Parità di genere: com’è messa l’Italia?

Si fa fatica a crederlo: l’Italia è il paese europeo che sta progredendo più velocemente verso la parità di genere. Ma quello che sta facendo non è abbastanza. 

Articolo a cura di Maria Rosaria Moccia – Human Resources Associate

A seguito di reclami introdotti dalla ong internazionale University Women Europe, il Comitato europeo dei diritti sociali del Consiglio d’Europa “ha riscontrato violazioni del diritto alla parità di retribuzione e del diritto alle pari opportunità sul luogo di lavoro in 14 dei 15 Paesi” che hanno accettato “di applicare la procedura dei reclami collettivi della Carta sociale europea”. Tra i 15 Stati esaminati c’è anche l’Italia ma la sola ad aver raggiunto la sufficienza è la Svezia.

Problematica da evidenziare, si specifica, non è solo il divario retributivo di genere, ma anche “la mancata trasparenza salariale nel mercato del lavoro, l’assenza di vie di ricorso efficaci e l’insufficienza dei poteri e mezzi conferiti agli organismi nazionali per la promozione della parità di genere”.

Secondo Strasburgo, “l’Italia ha violato i diritti delle donne perché ha fatto insufficienti progressi misurabili nel promuovere uguali opportunità per quanto concerne una pari retribuzione”.

Eppure, considerando quanto emerge dal quarto «Gender Equality index» (l’indice di uguaglianza di genere) che è stato presentato il 15 Ottobre 2019 a Vilnius dall’Eige, l’agenzia europea che monitora l’uguaglianza di genere nei ventotto Stati Membri, l’Italia sta facendo bene i compiti (in 12 anni ha guadagnato quasi 14 punti) ma i risultati non sono ancora sufficienti. Anzi, sono inferiori ai punteggi medi degli altri Stati europei in tutti i settori, tranne che in quello della salute. L’Italia inoltre registra il punteggio più basso di tutti gli Stati membri dell’UE per quando riguarda le discriminazioni nell’accesso al mondo del lavoro:

-Il tasso di occupazione (delle persone di età compresa tra 20 e 64 anni) è del 53% per le donne e del 73% per gli uomini. Circa il 33% delle donne lavora a tempo parziale, contro il 9% degli uomini. In media, le donne lavorano 33 ore a settimana e gli uomini lavorano 40.

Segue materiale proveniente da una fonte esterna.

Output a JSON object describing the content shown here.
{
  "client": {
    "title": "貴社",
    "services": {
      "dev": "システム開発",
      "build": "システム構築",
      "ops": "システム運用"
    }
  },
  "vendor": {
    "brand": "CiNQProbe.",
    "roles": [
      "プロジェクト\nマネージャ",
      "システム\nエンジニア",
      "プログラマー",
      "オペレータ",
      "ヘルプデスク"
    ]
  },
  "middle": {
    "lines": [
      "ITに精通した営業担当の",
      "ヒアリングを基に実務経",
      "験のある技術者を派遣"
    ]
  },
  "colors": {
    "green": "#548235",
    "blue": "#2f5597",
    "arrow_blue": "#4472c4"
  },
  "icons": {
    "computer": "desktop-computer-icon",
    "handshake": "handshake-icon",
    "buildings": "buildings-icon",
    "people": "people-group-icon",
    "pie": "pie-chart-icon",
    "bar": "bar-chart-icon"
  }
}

Inoltre, la concentrazione disomogenea di donne e uomini nei diversi settori del mercato del lavoro rimane un problema». Circa il 26% delle donne lavora nell’istruzione, nella sanità e nel lavoro sociale, rispetto al 7% degli uomini. Solo il 6% delle donne lavora nelle professioni scientifiche, tecnologiche, ingegneristiche e matematiche (STEM) rispetto al 31% degli uomini. E le retribuzioni?

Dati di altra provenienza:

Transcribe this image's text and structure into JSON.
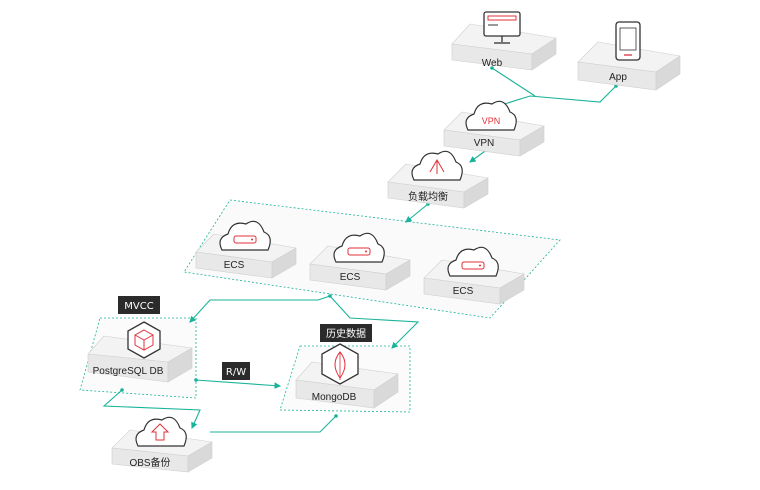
{
  "nodes": {
    "web": "Web",
    "app": "App",
    "vpn": "VPN",
    "vpn_icon_text": "VPN",
    "lb": "负载均衡",
    "ecs1": "ECS",
    "ecs2": "ECS",
    "ecs3": "ECS",
    "postgres": "PostgreSQL DB",
    "mongo": "MongoDB",
    "obs": "OBS备份"
  },
  "tags": {
    "mvcc": "MVCC",
    "history": "历史数据",
    "rw": "R/W"
  },
  "colors": {
    "connector": "#19b39a",
    "accent": "#e0303a",
    "tag_bg": "#2b2b2b",
    "box_top": "#f3f3f3",
    "box_side": "#d9d9d9",
    "box_front": "#e8e8e8"
  },
  "icons": {
    "web": "monitor-icon",
    "app": "tablet-icon",
    "vpn": "vpn-cloud-icon",
    "lb": "load-balancer-cloud-icon",
    "ecs": "server-cloud-icon",
    "postgres": "hexagon-db-icon",
    "mongo": "leaf-icon",
    "obs": "upload-cloud-icon"
  }
}
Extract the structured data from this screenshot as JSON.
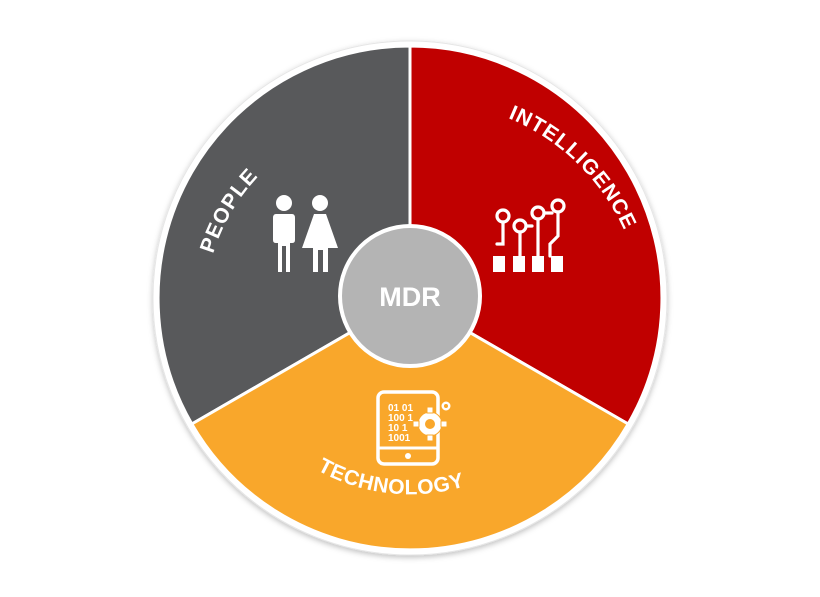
{
  "center": {
    "label": "MDR",
    "color": "#b4b4b4"
  },
  "segments": [
    {
      "id": "people",
      "label": "PEOPLE",
      "color": "#58595b",
      "icon": "people-icon"
    },
    {
      "id": "intelligence",
      "label": "INTELLIGENCE",
      "color": "#c00000",
      "icon": "circuit-icon"
    },
    {
      "id": "technology",
      "label": "TECHNOLOGY",
      "color": "#f9a72b",
      "icon": "tablet-binary-gear-icon"
    }
  ],
  "icon_tablet": {
    "line1": "01 01",
    "line2": "100 1",
    "line3": "10 1",
    "line4": "1001"
  }
}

Nel nostro Paese sebbene i guadagni mensili medi di donne e uomini siano aumentati, le donne continuano a guadagnare il 18% in meno rispetto agli uomini. Nelle coppie con bambini, poi, le donne guadagnano il 30% in meno rispetto agli uomini. 

Altro punto saliente esaminato dal Ceds e dal Gender Equality Index è quello inerente alle posizioni di potere ricoperte dalle donne. Su questa materia, l’Italia prende il voto più basso di tutta la pagella. Anche se, va detto, è questo il campo in cui si sono registrati i miglioramenti più significativi: la percentuale di donne nei consigli di amministrazione delle maggiori società quotate in borsa è passato dal 3% al 36%.

In conclusione, il percorso che l’Italia sta intraprendendo per riuscire ad affermarsi un Paese all’avanguardia e paritario anche per le donne è ancora lungo. Tuttavia, i dati positivi di crescita devono rappresentare un fattore cardine su cui le donne di oggi e di domani potranno affidarsi per colmare l’ampio ed ingiustificato gender gap italiano.